The firm will now issue a higher remuneration level to associates with at least four and a half years’ post-qualification experience (PQE) who show outstanding performance as part of a revamped appraisal system.
Associates will for the first time be awarded points based on four criteria: legal knowledge and skills; business and communications skills; practice management skills and people skills; and personal development.
They will then be graded ‘good’ or ‘exceptional’, coded internally as ‘G’ or ‘E’, and paid accordingly.
The new system, effective from May this year, mirrors the firm’s so-called ‘associate development path’ and follows feedback from associates who recommended a more merit-based pay arrangement.
It will kick off with this spring’s appraisals, which are scheduled for March or April. It will not apply to lawyers with less than four and a half years’ PQE, who will remain on the current lockstep and receive remuneration based purely on experience.
Up until now the firm has not differentiated at all when paying associates, operating a pure lockstep at all levels above trainees. Even bonuses are on a firmwide basis, with all associates receiving the same percentage uplift.
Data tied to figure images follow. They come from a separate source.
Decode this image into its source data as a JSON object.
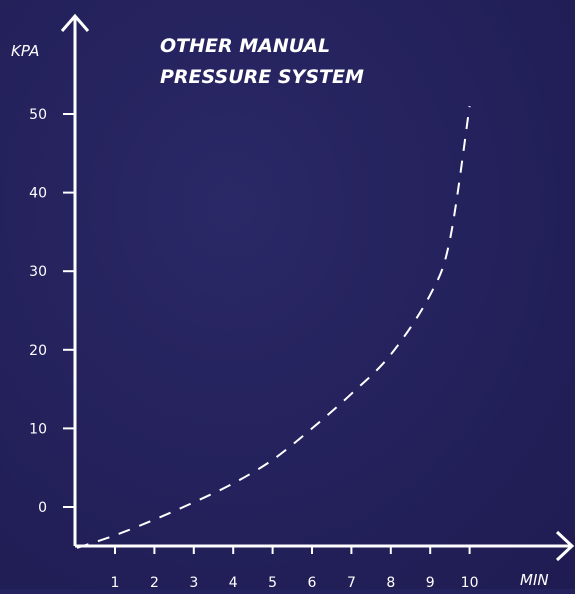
{
  "chart_data": {
    "type": "line",
    "title_lines": [
      "OTHER MANUAL",
      "PRESSURE SYSTEM"
    ],
    "xlabel": "MIN",
    "ylabel": "KPA",
    "x_ticks": [
      "1",
      "2",
      "3",
      "4",
      "5",
      "6",
      "7",
      "8",
      "9",
      "10"
    ],
    "y_ticks": [
      "0",
      "10",
      "20",
      "30",
      "40",
      "50"
    ],
    "xlim": [
      0,
      10
    ],
    "ylim": [
      0,
      50
    ],
    "grid": false,
    "series": [
      {
        "style": "dashed",
        "color": "#ffffff",
        "x": [
          0,
          1,
          2,
          3,
          4,
          5,
          6,
          7,
          8,
          9,
          9.5,
          10
        ],
        "y": [
          -5.2,
          -3.6,
          -1.6,
          0.6,
          3,
          6,
          10,
          14.4,
          19.4,
          27,
          34,
          51
        ]
      }
    ]
  },
  "colors": {
    "background": "#24225c",
    "axis": "#ffffff",
    "line": "#ffffff"
  }
}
Slaughters executive partner Graham White said in a statement: “This decision reflects feedback we’ve received from associates recently as well as a shift in partners’ thinking over the last year or so. It’s not linked in any way to the economic environment. The new system will aim to recognise the outstanding performers in any generation but is based on the premise that everyone here is a first-rate lawyer.
“The feedback from associates showed that, for many of them, an element of merit-based reward, and the incentivisation that would follow, would be welcome. We believe that this approach will enable us to recognise the contribution made by associates as they assume more responsibility as their career progresses.
“It is important to note that we will not be moving to an hours or billing targets culture. Having no hourly or billing targets is a fundamental distinguishing feature of the firm. It is clear to us that targets are not favoured by our clients and that they ratchet up anxiety, and we believe that the absence of targets removes an important level of additional stress and elements of internal competition.”
The news follows similar switches away from associate lockstep by firms including Freshfields Bruckhaus Deringer and SJ Berwin. Travers Smith also recently considered rethinking its associate lockstep.
Last year Slaughters scrapped its six-monthly pay review in favour of an annual one.